Scenario 1 used to be my default mode. And I still wobble and get frustrated all the time, but the difference is I catch myself much quicker, and I know I can pull myself out of it. I don’t get stuck in an hours-long vortex of self-flagellation and self-criticism anymore. (Just minutes-long now. 😉)
The first time I noticed myself pausing and taking a deep breath, instead of panicking, I knew something had shifted. It genuinely felt like I discovered some kind of secret superpower.
So what changed between scenario 1 and scenario 2?
I started learning about my nervous system. Books, podcasts, online courses. I decided to prioritize meditation and breathwork. And really this time, no excuses or empty promises. I made walking a part of my daily schedule. I started going for runs without podcasts.
And one thing became painfully clear to me.
A positive feedback loop of control, agency, awe and gratitude
I’ve been taking my body and my brain for granted.
I don’t know anything about them. I don’t even really take that good care of them, yet I expect them to work flawlessly for me—day in day out.
Concepts like interoception, neuroplasticity and ultradian cycles made me realise how I was constantly sabotaging myself—working against instead of with my nervous system.
The more I learned, the more curious I became.
I felt this child-like wonder, as if I discovered how to use a swing for the first time. I started writing this newsletter because I wanted to get all my thoughts out on paper, and share what I was learning with more people. I kept telling my partner about the facts I was discovering. “Did you know a baby forms 2 million new neural connections PER SECOND?!” and excitedly telling her to “expand her visual field!!”
The sheer complexity of it all. How miraculous it is that we are here, with these bodies, and that everything functions the way it does.
And most importantly: how much control we have over our day-to-day experience. I simply had no idea.
It’s awe-inspiring.
And I think that when you feel awe, you can’t help but to feel gratitude.
And for me, this has become this positive feedback loop of control, agency, awe, and gratitude.

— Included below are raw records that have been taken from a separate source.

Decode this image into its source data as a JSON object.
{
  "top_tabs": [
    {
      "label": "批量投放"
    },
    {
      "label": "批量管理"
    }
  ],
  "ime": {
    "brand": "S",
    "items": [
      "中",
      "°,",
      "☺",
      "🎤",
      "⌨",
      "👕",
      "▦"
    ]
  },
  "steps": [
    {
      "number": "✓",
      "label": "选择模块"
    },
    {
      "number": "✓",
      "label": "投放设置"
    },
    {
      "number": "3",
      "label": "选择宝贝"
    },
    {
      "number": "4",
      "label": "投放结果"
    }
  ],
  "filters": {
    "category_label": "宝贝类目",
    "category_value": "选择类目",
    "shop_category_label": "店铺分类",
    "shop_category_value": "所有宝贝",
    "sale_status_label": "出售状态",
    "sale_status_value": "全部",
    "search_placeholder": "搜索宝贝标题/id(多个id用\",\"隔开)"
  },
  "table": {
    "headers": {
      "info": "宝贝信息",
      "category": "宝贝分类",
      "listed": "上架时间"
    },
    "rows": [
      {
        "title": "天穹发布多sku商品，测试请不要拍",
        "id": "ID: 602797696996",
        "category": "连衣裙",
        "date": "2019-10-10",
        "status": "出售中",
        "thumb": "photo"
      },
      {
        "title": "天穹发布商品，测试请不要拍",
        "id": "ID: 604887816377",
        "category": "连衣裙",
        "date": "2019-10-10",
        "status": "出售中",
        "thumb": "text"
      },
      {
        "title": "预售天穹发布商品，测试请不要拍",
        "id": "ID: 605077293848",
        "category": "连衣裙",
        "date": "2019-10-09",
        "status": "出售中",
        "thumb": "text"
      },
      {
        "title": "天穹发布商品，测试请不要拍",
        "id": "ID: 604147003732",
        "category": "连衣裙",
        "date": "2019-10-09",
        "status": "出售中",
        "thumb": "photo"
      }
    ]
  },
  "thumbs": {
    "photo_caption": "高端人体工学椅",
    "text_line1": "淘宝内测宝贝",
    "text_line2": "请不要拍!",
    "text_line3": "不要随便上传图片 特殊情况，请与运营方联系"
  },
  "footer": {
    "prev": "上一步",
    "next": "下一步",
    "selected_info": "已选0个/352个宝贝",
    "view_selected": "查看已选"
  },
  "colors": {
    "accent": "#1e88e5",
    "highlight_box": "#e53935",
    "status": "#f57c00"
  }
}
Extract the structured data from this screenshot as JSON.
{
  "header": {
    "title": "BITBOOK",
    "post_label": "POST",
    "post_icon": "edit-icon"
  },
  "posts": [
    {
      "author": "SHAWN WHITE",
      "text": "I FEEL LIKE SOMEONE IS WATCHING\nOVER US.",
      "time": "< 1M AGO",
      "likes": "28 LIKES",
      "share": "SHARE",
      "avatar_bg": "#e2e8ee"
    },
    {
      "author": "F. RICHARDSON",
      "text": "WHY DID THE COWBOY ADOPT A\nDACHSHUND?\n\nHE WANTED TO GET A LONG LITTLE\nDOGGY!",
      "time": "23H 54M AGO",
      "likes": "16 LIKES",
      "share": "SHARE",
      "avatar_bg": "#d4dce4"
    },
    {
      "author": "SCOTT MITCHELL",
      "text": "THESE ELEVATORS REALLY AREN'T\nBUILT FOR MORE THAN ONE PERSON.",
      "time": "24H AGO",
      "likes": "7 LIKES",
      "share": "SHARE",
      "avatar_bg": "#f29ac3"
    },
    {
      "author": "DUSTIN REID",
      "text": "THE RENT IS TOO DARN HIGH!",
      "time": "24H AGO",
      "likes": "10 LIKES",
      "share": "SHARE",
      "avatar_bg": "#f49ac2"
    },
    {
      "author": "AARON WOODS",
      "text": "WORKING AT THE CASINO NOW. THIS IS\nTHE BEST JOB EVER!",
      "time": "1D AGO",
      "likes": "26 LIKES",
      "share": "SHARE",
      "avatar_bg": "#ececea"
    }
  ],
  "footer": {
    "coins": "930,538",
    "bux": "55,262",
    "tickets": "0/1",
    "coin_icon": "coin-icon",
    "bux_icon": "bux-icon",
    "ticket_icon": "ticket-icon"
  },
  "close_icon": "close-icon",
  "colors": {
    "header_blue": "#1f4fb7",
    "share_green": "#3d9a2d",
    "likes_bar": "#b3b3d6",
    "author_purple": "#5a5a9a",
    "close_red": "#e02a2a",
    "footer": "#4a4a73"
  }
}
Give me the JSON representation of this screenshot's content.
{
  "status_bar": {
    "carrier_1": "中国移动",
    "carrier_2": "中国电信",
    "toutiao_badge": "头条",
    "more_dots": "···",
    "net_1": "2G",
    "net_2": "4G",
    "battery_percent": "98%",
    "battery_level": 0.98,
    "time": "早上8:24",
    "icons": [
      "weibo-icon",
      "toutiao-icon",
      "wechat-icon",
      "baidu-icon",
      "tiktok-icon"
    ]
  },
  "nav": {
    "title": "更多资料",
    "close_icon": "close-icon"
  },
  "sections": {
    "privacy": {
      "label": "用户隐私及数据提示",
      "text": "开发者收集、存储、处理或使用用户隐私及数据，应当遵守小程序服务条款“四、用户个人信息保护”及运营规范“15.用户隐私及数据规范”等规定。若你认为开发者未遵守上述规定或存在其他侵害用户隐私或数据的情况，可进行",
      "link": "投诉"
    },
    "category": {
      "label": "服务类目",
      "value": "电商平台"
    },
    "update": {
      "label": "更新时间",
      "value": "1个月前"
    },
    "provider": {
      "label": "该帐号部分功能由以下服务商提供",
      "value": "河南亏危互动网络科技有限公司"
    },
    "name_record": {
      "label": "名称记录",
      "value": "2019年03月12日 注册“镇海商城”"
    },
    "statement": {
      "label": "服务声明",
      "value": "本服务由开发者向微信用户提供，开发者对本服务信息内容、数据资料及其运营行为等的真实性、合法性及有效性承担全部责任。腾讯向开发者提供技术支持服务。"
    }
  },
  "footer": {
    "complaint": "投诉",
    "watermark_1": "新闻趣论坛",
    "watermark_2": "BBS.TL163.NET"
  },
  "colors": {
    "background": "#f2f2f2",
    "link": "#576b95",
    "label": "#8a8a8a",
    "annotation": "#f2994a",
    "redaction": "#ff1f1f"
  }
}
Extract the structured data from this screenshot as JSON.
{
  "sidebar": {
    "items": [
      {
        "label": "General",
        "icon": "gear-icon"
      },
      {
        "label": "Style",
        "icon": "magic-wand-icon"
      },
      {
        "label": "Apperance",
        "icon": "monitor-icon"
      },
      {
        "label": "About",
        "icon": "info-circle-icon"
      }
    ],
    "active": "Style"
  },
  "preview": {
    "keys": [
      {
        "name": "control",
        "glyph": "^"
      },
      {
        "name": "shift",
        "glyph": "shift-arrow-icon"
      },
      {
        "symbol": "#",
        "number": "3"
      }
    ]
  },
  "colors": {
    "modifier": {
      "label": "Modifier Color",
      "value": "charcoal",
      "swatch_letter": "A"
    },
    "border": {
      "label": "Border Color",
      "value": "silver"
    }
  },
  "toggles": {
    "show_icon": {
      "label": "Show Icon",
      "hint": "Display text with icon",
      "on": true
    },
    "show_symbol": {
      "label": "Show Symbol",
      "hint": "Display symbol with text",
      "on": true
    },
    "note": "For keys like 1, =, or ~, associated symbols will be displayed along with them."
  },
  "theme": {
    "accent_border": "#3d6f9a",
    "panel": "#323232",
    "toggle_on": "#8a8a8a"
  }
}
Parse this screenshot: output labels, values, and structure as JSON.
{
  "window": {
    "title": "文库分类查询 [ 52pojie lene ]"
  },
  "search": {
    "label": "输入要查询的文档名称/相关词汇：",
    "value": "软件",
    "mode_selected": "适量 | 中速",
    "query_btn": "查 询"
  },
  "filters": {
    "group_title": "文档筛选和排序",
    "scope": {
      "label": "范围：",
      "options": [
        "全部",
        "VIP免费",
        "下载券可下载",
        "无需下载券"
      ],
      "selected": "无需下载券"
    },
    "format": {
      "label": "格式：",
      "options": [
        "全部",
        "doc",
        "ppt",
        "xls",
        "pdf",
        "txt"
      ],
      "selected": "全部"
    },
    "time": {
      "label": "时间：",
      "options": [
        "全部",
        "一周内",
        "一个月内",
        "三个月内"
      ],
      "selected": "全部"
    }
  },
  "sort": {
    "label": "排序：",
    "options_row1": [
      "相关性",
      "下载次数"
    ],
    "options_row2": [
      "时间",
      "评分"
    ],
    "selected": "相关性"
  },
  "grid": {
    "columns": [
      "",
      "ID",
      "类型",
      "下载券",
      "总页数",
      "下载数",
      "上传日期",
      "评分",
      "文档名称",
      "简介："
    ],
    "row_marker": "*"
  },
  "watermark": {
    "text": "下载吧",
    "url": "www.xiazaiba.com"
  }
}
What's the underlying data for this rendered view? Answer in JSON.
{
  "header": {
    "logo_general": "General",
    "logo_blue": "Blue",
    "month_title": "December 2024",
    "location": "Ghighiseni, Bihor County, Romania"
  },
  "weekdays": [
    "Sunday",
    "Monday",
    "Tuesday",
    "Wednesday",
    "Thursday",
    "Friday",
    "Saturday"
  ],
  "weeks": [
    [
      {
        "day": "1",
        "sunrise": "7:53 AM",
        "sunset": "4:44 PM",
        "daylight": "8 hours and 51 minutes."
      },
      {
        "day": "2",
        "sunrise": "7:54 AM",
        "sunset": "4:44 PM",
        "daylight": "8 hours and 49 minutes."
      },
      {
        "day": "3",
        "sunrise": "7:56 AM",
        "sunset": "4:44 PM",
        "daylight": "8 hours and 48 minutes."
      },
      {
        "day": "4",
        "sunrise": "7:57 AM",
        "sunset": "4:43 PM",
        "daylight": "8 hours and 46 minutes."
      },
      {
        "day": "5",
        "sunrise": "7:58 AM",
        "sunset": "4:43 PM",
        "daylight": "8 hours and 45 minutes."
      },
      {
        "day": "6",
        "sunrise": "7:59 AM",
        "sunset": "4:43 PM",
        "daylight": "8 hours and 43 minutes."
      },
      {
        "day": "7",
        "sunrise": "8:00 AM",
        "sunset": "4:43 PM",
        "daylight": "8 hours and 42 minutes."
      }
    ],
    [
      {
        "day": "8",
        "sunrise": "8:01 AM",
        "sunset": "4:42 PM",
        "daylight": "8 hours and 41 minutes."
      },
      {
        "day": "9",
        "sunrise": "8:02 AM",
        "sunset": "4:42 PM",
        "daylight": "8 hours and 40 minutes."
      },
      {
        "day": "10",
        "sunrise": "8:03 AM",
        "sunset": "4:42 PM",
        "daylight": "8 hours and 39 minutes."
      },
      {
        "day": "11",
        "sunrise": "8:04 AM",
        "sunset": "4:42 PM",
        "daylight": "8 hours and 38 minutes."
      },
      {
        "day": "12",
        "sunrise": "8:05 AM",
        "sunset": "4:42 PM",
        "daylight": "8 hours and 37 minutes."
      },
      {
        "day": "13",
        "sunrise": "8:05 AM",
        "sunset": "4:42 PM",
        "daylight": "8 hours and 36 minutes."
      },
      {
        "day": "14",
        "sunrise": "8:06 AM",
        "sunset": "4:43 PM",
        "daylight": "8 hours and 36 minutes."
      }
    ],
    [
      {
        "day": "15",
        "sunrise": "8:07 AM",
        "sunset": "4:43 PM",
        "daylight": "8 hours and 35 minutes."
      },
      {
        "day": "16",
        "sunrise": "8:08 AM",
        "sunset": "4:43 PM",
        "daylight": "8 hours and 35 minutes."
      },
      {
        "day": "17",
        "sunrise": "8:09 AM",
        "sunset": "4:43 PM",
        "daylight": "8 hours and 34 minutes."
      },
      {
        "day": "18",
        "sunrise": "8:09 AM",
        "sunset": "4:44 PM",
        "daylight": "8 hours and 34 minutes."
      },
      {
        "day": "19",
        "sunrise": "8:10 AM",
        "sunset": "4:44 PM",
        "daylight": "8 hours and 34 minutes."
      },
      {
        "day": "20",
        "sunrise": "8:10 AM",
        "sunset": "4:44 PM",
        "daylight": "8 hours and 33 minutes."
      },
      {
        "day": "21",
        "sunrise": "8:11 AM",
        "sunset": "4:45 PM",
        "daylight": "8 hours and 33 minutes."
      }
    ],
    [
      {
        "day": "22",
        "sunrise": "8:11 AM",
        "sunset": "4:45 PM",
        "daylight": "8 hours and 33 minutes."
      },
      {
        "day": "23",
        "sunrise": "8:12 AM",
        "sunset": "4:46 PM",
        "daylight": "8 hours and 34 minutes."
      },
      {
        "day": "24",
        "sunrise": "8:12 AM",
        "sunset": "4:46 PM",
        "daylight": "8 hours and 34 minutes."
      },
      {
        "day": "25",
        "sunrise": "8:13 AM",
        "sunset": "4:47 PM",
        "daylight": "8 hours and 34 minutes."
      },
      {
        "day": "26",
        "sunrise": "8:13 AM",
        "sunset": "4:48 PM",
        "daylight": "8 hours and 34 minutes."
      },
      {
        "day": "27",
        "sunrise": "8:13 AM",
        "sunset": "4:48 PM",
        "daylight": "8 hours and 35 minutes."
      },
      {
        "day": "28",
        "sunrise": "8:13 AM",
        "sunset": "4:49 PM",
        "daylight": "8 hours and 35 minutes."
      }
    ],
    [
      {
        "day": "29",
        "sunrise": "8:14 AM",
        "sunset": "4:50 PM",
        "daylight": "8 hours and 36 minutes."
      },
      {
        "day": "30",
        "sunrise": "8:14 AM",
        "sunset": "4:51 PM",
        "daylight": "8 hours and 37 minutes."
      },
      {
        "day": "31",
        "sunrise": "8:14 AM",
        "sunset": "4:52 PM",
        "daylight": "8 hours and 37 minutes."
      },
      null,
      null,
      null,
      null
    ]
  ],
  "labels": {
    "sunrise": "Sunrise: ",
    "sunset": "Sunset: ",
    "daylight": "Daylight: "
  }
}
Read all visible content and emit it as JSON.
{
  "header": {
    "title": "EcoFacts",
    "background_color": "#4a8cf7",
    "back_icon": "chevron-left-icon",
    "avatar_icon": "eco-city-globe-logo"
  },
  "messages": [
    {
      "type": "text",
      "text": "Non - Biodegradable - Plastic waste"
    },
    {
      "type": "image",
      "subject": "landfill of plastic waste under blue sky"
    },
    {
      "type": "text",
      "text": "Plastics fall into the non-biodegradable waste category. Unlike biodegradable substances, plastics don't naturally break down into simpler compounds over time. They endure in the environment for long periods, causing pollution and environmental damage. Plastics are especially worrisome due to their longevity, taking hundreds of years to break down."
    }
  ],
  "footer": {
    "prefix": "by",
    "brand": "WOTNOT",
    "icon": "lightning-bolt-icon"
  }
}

It has honestly made life feel so much richer.
Get in touch with your body
Learn about your nervous system. Observe and experiment with your nervous system.
Read (here’s a list of book recommendations.) Write. Meditate. Do breathwork (here’s a step-by-step on how to get started.) Move. Walk. Run.
Do everything you can to get in touch with your body.
I’m not claiming it’s the answer to everything. And it won’t make everything in your life magically better.
But you’ll learn a lot about yourself. And if that does for you what it did for me, you might just add some extra sense of control and gratitude to your life.